There are many times when he rebels against the language. Most children want to show their dominance by rejecting things that make him different and by age nine or ten he realized other kids weren't being spoken to in Spanish. I think it started on the ball field. I had almost always chastised him in Spanish. "No más, uno, dos, tres", "No more, one, two, three". Or cheered him on in Spanish "Go, Go, Go", "Vaya, Vaya, Vaya". When we were in public I spoke to him in Spanish so that he knew I meant him, "Estamos listos", "Are we ready". And I rarely call him by his name, just as I call my mom "Madre" for "Mom", I call him "Mijo" for "My son".

The "Mijo" is what finally clued him into the idea that he was spoken to differently. His friends and team mates would stop and ask him or me what I was saying, what I was calling him. I saw it as great, they were interested too., him not so much. He never told me to stop, he knew I wouldn't, but he would then rebel against other times. Telling me he didn't understand, to speak English. I would go right back at him with even more Spanish. Sometimes he would storm off, others he just did what I told him. His dad has always been on board with it too. Letting him know that most kids don't have the benefit of learning a second language at home. My husband took two years and high school and can understand simple phrases.
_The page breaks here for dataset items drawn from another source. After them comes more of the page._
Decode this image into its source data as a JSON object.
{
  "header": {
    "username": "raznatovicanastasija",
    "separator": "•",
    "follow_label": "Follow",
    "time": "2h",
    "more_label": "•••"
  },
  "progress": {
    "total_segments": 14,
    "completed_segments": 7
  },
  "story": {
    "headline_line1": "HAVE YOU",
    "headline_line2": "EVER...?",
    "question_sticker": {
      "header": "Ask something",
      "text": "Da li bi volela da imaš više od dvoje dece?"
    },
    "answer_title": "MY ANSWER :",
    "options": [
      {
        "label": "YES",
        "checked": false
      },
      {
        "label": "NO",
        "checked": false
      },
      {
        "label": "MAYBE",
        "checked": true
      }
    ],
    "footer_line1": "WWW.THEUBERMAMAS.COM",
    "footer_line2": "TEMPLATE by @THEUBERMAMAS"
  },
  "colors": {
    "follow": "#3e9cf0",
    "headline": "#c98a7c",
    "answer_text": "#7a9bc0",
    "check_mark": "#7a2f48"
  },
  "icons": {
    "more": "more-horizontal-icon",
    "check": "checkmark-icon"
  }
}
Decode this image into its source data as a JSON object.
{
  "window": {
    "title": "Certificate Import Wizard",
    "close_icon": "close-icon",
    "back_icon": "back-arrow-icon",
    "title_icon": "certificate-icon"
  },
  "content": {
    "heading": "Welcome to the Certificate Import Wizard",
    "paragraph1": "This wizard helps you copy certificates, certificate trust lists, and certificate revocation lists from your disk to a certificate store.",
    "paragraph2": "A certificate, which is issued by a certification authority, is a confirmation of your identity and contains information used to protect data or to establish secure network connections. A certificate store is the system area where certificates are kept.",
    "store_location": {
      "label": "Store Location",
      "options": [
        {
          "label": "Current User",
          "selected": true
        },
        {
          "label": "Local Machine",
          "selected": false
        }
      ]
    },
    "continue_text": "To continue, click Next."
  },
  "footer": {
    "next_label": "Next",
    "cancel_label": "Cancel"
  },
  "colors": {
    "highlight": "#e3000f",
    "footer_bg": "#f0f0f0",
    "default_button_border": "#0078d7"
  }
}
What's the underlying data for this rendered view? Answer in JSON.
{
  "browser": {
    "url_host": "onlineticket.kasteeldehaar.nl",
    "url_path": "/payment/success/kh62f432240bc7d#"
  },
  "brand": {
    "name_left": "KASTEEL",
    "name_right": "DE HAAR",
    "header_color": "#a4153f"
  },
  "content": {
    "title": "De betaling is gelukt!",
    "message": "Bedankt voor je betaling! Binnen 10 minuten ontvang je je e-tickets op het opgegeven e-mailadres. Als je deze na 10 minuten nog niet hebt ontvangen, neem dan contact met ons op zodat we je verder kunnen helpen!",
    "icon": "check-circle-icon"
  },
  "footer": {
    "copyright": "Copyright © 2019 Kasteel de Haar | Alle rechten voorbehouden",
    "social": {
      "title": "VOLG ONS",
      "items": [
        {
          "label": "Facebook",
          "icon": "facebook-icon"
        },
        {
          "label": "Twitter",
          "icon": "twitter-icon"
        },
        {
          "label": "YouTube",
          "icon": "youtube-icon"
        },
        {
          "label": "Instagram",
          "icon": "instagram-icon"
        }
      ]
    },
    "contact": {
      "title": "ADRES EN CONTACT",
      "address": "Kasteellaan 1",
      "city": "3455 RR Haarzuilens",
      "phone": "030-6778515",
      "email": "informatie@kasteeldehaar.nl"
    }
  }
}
For years now I call my son to the dinner table with "es la hora para comer", tell him to feed his fish "le da comida a pez", throw stuff away "tira in la basura". At the dinner table we will go through different foods and their Spanish names. But more importantly for the last two years we have been practicing more specific grammar during the car ride to school. It takes us about seven minutes to get to his school and for about thirty seconds to a minute he is required to do something with Spanish. This year we started of with being able to hold full greeting conversations, then we worked on counting to one hundred. We have done months and seasons, shapes and colors, and on and on. Now we are on verb conjugation. He had to learn just the endings first, -o, -as, -a, -amos, -an. Now he has to add them to a verb that I give him, hablar = hablo, hablas, habla, hablamos, hablan.

Does he still give me grief, you bet. But it's not during the morning lessons, it's when I speak it at other times, even if he initiates it. He even tells me that he wishes that he could take French in high school, and we're like how silly is that when you have the perfect tutor at home. I tell him that he is more than welcome to take it in college so that he can be multilingual.